Como sempre achei imprópria e em hora inadequada para a Guiné a guerra imposta pelo PAIGC, nada me impede de considerar que Luís Cabral ao ser "excluído" da governação, a Guiné ficou condenada a sofrer tanto ou mais do que tinha sofrido durante a guerra anti-colonial.

Luís Cabral ficou a fazer muita falta à Guiné, principalmente por se saber que não havia alternativa válida, mas talvez Luís fosse vítima dele próprio e do projecto do PAIGC, como talvez se possa dizer o mesmo de Amílcar, caso não apareçam testemunhas com outros motivos mais válidos.

E passo a relatar uma decisão inteligente, prática e simples e diplomática que demonstra a capacidade que Luís Cabral e o seu governo tomaram para resolver um caso de uso (e talvez de tráfico) de droga, uns meses antes de ser derrubado (1980). Envolvia estrangeiros e nacionais nesse escândalo de droga.

Embora na Guiné só houvesse um pequeno jornal,  o NÔ PINTCHA

, do partido, que publicou alguma coisa sobre o escândalo, tudo se sabia de boca em boca. Havia uma invasão tão grande de cooperantes internacionais que no meio de tanta gente alguma escandaleira surgia de vez em quando naquela sociedade tão heterogénea que até se pode dizer que era uma grande confusão.

Foi o caso de uma arquiteta portuguesa e um professor francês e uns tantos guineenses que, segundo o NÔ PINTCHA e o boca a boca, se entretinham numas festas em que metia droga e a polícia entra em acção. E aqui entra a experiência que só um africano ou alguém com cultura africana pode resolver sem incidentes.

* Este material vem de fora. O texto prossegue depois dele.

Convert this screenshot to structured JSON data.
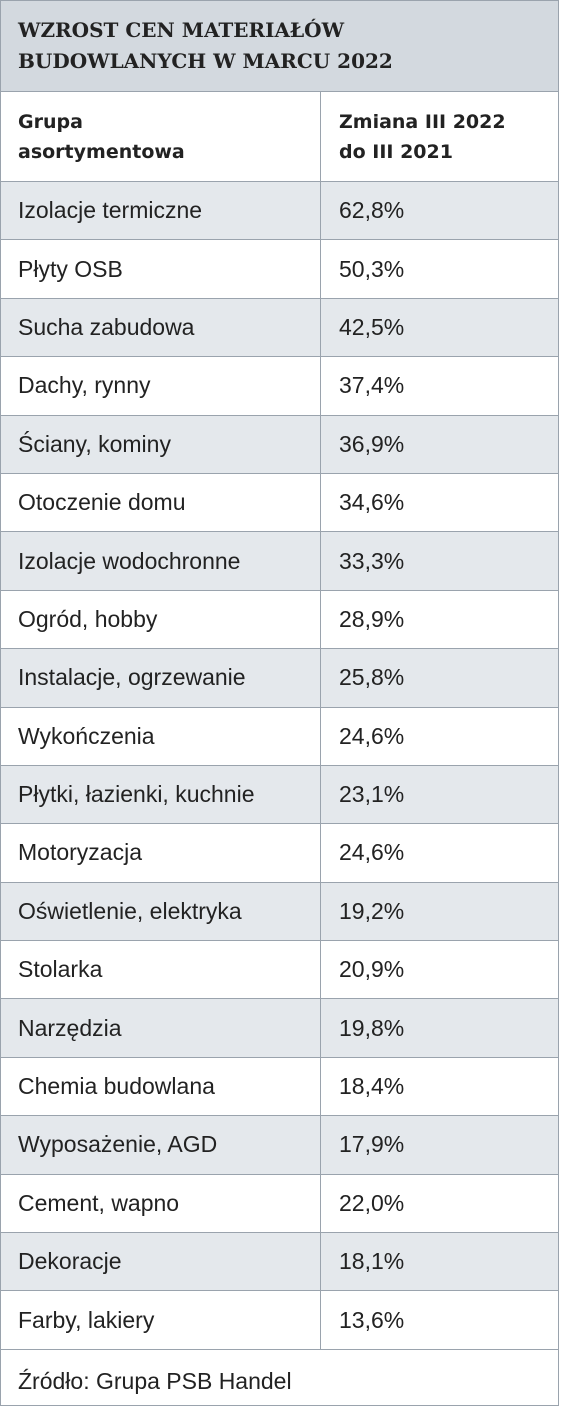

Luís Cabral durante a 1ª Assembleia Nacional Popular, na Região do Boé,  23 a 24 de Setembro de 1973.


Foto:  Fotografias Amílcar Cabral / Fundação Amílcar Cabral (2003) (Com a devida vénia...)






Sabemos que a chamada África negra tradicionalmente não tinha prisões, nem advogados nem juízes, no entanto como em qualquer sociedade também lá havia crimes a punir e justiça a ser feita. Também sabemos que os Chefes de Posto tinham uma pequena casa junto à administração que servia de prisão apenas momentânea pois não era feita para uma prisão definitiva.

Quem fazia de juiz, de advogado de acusação e de defeza era o próprio Chefe de posto, só não fazia de testemunha, pois aí entravam as pessoas da tabanca a favor ou contra. Em caso de crime provado uma das punições era a régua de cinco olhos e o cipaio (polícia) a executar a sentença. E a denúncia do criminoso perante a tabanca toda.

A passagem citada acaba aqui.